Belli ki bu hükümet artık bir engel olarak görülmekte, fiili olarak işlevsizleştirmenin yanı sıra vitrinden de uzaklaştırılmak istenmektedir. Eskiden bu çıplak darbeyle bir anda olurdu, şimdi ise zamana yayılmış ve süreklileştirilmiş, planlanmış psikolojik savaşla yapılmak istenmektedir… Bunun kararı bugün verilmedi. Bu karar, 2004 yılının ortalarına kadar uzanır. Öcalan üzerinden Kongra-Gel’e aldırılan “yeniden savaş kararı” bu “postmodern darbenin” bir bakıma startı niteliğindedir. Özel savaş aygıtına iç ve dış politikada güçlü ve sürekli kullanabileceği bir gerekçe, daha doğrusu bir bahane gerekliydi; bu, “terörle mücadele” bahanesinden başkası değildi… Nitekim pratikte de öyle oldu. Hükümetin bu bahaneye karşı herhangi bir karşılığı yoktu, tersine olaylar tarafından sürüklenmekten öte bir şey yapmadı. Hatta bu konuda daha katı, keskin ve özel savaşçı bir duruş sergiledi. Sandı ki bu “vatanperverlik” yarışında orduyu sollayacak ve ordunun hamlesini dengeleyebilecek! Ama bu bir hayaldi… 2005 Newroz’unda Mersin’de sergilenen “Bayrak provokasyonu” ile “postmodern darbe” yeni bir aşamaya taşındı. “Terörle mücadele” ve “laikliği koruma” bahaneleri ile özel savaş aygıtının inisiyatifi genişlerken, hükümetin hareket alanı daraltıldı. Kürdistan’da cinayetler, kayıplar, çok yönlü operasyonlar, bombalamalar dozu arttırılarak devam etti. Şemdinli Vakasında, özel savaş aygıtı suçüstü yakalandı. Bu vaka ile ordunun gerileyeceği, en azından belli bir bekleme sürecine yatacağı bekleniyordu.

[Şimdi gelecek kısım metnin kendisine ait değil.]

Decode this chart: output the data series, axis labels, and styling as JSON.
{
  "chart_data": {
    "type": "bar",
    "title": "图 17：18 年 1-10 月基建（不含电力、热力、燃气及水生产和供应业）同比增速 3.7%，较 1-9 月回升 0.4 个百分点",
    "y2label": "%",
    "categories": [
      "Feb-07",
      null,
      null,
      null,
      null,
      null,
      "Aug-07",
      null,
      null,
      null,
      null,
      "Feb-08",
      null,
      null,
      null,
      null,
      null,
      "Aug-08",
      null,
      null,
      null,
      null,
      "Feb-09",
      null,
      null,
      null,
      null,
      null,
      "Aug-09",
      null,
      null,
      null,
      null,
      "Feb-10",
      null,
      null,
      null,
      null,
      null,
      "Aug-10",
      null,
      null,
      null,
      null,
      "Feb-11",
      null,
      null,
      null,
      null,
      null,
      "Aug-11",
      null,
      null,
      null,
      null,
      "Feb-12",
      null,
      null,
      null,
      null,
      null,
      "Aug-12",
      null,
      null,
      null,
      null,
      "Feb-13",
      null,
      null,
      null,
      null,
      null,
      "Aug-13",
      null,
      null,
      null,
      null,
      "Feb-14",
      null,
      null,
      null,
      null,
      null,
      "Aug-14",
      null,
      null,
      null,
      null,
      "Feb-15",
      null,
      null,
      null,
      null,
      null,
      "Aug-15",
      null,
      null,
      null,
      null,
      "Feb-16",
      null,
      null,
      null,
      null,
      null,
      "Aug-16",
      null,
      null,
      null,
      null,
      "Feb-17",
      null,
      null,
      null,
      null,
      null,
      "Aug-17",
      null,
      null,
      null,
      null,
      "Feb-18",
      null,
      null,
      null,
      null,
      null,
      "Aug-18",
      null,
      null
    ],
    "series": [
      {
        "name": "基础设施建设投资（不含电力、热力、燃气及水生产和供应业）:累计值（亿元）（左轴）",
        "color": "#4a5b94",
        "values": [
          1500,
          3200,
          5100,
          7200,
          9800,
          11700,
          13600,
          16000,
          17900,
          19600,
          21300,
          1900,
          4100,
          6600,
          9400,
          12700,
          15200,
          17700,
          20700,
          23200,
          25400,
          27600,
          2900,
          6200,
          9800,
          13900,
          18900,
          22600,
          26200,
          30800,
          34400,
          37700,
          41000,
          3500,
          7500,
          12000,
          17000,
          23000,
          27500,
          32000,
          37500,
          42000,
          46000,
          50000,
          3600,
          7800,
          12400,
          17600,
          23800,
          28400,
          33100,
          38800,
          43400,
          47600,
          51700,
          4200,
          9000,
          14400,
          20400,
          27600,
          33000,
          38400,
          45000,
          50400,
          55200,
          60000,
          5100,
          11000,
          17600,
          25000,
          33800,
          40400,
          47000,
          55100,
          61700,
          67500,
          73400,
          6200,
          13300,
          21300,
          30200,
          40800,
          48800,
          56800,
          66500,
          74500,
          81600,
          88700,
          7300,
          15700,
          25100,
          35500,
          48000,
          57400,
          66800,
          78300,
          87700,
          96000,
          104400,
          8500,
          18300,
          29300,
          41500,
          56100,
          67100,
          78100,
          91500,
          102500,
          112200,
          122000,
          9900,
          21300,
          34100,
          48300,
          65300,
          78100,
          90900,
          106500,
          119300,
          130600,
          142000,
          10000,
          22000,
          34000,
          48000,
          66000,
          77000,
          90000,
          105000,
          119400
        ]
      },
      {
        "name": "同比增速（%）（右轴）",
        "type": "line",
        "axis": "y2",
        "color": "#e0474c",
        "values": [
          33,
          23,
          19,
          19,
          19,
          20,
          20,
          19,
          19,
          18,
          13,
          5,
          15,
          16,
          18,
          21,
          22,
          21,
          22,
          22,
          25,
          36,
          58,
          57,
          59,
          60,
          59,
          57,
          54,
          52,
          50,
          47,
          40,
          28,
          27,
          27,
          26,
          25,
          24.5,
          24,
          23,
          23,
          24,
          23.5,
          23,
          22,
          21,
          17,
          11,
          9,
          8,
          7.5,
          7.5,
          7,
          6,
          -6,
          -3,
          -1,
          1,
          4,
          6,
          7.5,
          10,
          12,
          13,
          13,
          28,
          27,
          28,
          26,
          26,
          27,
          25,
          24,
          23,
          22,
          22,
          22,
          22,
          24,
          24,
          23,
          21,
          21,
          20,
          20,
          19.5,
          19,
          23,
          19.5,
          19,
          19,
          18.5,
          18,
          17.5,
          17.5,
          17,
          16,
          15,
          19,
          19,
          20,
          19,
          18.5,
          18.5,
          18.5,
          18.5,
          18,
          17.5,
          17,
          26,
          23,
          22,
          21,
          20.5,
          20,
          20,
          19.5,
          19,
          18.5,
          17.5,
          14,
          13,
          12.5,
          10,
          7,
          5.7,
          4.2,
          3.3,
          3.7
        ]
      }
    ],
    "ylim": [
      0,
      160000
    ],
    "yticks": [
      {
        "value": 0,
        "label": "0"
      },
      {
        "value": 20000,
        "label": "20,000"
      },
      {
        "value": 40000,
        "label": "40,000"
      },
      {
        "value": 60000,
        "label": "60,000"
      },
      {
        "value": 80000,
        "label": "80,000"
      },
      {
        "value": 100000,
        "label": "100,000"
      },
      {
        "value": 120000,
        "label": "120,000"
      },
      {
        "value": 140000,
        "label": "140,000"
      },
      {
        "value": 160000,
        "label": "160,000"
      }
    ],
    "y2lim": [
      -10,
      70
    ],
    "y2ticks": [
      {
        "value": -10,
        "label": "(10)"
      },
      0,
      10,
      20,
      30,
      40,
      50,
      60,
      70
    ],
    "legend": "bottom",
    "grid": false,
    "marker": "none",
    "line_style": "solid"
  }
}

Ancak tersi oldu, daha atak davrandı, her düzeyde başlayabilecek hareketlere karşı bastırıcı davrandı. Van Cumhuriyet Savcılığının hazırladığı Şemdinli İddianamesi özel savaş aygıtının suç pratiğine dokundu, sorumluluğun Kara Kuvvetleri Komutanı, Genelkurmay Başkanı adayı Büyükanıt’a kadar uzandığını yazdı. Genelkurmay bu belgeyi bir karalama ve ordunun dokunulmazlığına, gerçek iktidar yasasına bir dil uzatma olarak değerlendirdi ve tam anlamıyla harekete geçti. Bu, basına “gizli ültimatom” olarak yansıdı. Bu belgeyi hazırlayanların, buna destek sunanların kellesini istedi. Hükümet bu dayatmaya boyun eğmekten başka bir şey yapmadı. Savcı meslekten ihraç edildi, bir polis şefi görevden alındı. Hükümet de siyasal ve psikolojik olarak büyük bir yara aldı.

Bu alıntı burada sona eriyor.